Stull DE, Houghton KF, Gale R, Wiklund I, Capkun-Niggli G, Jones P. Application of innovative methods to identify and characterize differential responders in clinical trials of COPD: the use of mixture models. Poster presented at the 2011 ISPOR 14th Annual European Congress; November 2011. Madrid, Spain. [abstract] Value Health. 2011 Nov; 14(7):A501-2.

OBJECTIVES: Applying innovative methods to clinical trial data to identify and characterize unobserved subgroups of differential responders.

METHODS:
Data from three COPD clinical trials was retrospectively analysed using Growth Mixture Models (GMMs): INHANCE (indacaterol 150g and 300g vs tiotropium 18g and placebo); INLIGHT-2 (indacaterol 150g vs salmeterol 50g and placebo); and INVOLVE (indacaterol 300g and 600g vs formoterol 12g and placebo).
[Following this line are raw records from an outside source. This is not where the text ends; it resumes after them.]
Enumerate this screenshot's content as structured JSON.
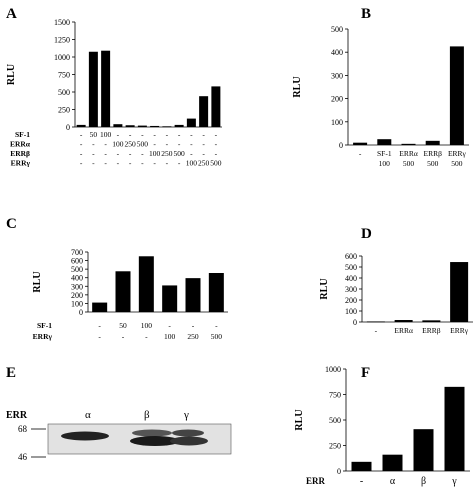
{
  "chart_data": [
    {
      "id": "A",
      "type": "bar",
      "panel_label": "A",
      "ylabel": "RLU",
      "ylim": [
        0,
        1500
      ],
      "yticks": [
        "0",
        "250",
        "500",
        "750",
        "1000",
        "1250",
        "1500"
      ],
      "values": [
        30,
        1075,
        1090,
        40,
        25,
        20,
        15,
        10,
        30,
        120,
        440,
        580
      ],
      "rows": [
        {
          "label": "SF-1",
          "cells": [
            "-",
            "50",
            "100",
            "-",
            "-",
            "-",
            "-",
            "-",
            "-",
            "-",
            "-",
            "-"
          ]
        },
        {
          "label": "ERRα",
          "cells": [
            "-",
            "-",
            "-",
            "100",
            "250",
            "500",
            "-",
            "-",
            "-",
            "-",
            "-",
            "-"
          ]
        },
        {
          "label": "ERRβ",
          "cells": [
            "-",
            "-",
            "-",
            "-",
            "-",
            "-",
            "100",
            "250",
            "500",
            "-",
            "-",
            "-"
          ]
        },
        {
          "label": "ERRγ",
          "cells": [
            "-",
            "-",
            "-",
            "-",
            "-",
            "-",
            "-",
            "-",
            "-",
            "100",
            "250",
            "500"
          ]
        }
      ]
    },
    {
      "id": "B",
      "type": "bar",
      "panel_label": "B",
      "ylabel": "RLU",
      "ylim": [
        0,
        500
      ],
      "yticks": [
        "0",
        "100",
        "200",
        "300",
        "400",
        "500"
      ],
      "values": [
        10,
        25,
        5,
        18,
        425
      ],
      "categories": [
        {
          "top": "-",
          "bottom": ""
        },
        {
          "top": "SF-1",
          "bottom": "100"
        },
        {
          "top": "ERRα",
          "bottom": "500"
        },
        {
          "top": "ERRβ",
          "bottom": "500"
        },
        {
          "top": "ERRγ",
          "bottom": "500"
        }
      ]
    },
    {
      "id": "C",
      "type": "bar",
      "panel_label": "C",
      "ylabel": "RLU",
      "ylim": [
        0,
        700
      ],
      "yticks": [
        "0",
        "100",
        "200",
        "300",
        "400",
        "500",
        "600",
        "700"
      ],
      "values": [
        110,
        475,
        650,
        310,
        395,
        455
      ],
      "rows": [
        {
          "label": "SF-1",
          "cells": [
            "-",
            "50",
            "100",
            "-",
            "-",
            "-"
          ]
        },
        {
          "label": "ERRγ",
          "cells": [
            "-",
            "-",
            "-",
            "100",
            "250",
            "500"
          ]
        }
      ]
    },
    {
      "id": "D",
      "type": "bar",
      "panel_label": "D",
      "ylabel": "RLU",
      "ylim": [
        0,
        600
      ],
      "yticks": [
        "0",
        "100",
        "200",
        "300",
        "400",
        "500",
        "600"
      ],
      "values": [
        5,
        18,
        15,
        545
      ],
      "categories": [
        "-",
        "ERRα",
        "ERRβ",
        "ERRγ"
      ]
    },
    {
      "id": "F",
      "type": "bar",
      "panel_label": "F",
      "ylabel": "RLU",
      "ylim": [
        0,
        1000
      ],
      "yticks": [
        "0",
        "250",
        "500",
        "750",
        "1000"
      ],
      "values": [
        90,
        160,
        410,
        825
      ],
      "row_label": "ERR",
      "categories": [
        "-",
        "α",
        "β",
        "γ"
      ]
    }
  ],
  "blot": {
    "panel_label": "E",
    "row_label": "ERR",
    "lanes": [
      "α",
      "β",
      "γ"
    ],
    "markers": [
      "68",
      "46"
    ]
  }
}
GMMs were conducted on SGRQ Symptoms Domain data at baseline, 12 weeks, and six months to identify unobserved subgroups. Baseline characteristics were compared between emergent subgroups of differential responders in post hoc analyses.
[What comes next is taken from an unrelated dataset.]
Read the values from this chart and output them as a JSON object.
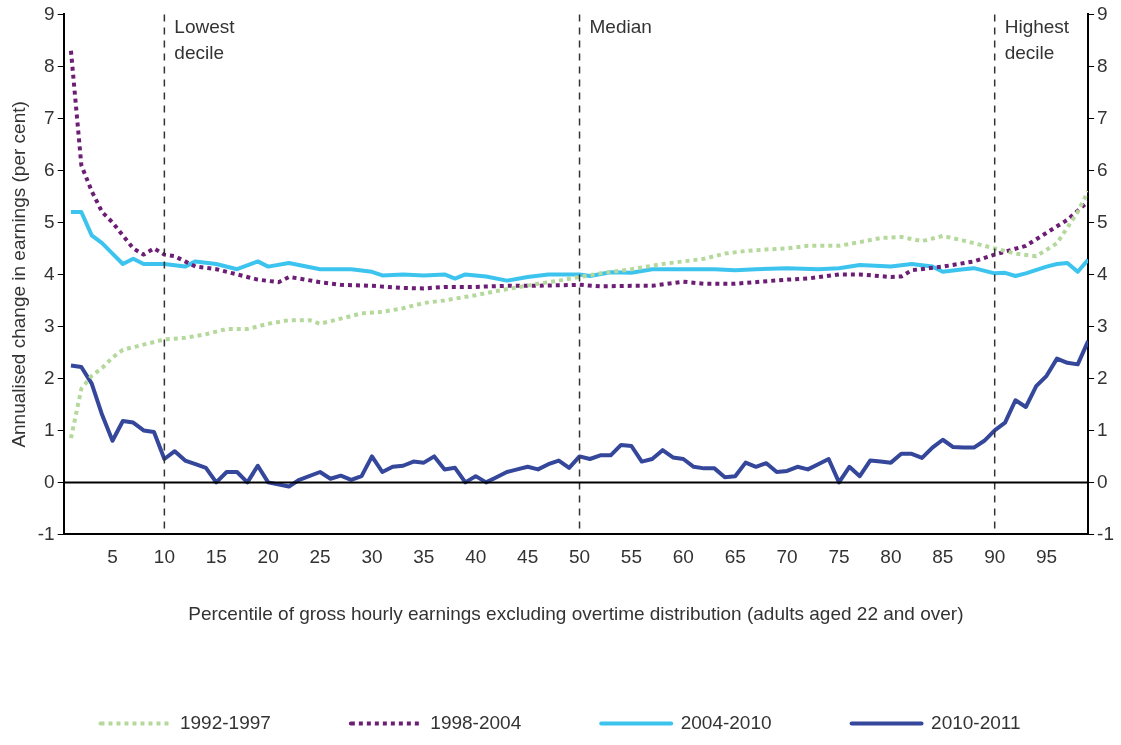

RESULTS: Within INHANCE and INLIGHT-2, two subgroups of patients emerged per treatment arm: responders (improvement) and non-responders (little change/deterioration). Within INOLVE, three subgroups of patients emerged per treatment arm: responders, non-responders, and partial-responders. When responders were analysed separately, mean treatment effects in terms of SGRQ Symptom scores were generally larger than when all patients were included: INHANCE responder improvements ranged from 8 -12 units compared with 7-14 for all patients; INLIGHT-2 responder improvements were 3 -13 units versus 3 -8 for all patients; INVOLVE responder improvements were 5 -17 units vs 3 -11 for all patients. Within each trial, responders made up the largest proportion of the sample (55% - 82%) but non-/partial-responder groups were large enough and different enough to dampen treatment effects when group means were analyzed as a whole. Responders had significantly better baseline SGRQ Symptom scores than non-responders. Further significant differences were found between non-responders, partial-responders and responders in terms of smoking history, age, and breathlessness.

CONCLUSIONS: GMMs have the potential to increase understanding of treatment effects and identify patients more likely to benefit from treatment. The ability of baseline characteristics to predict responders/non-responders needs to be tested prospectively.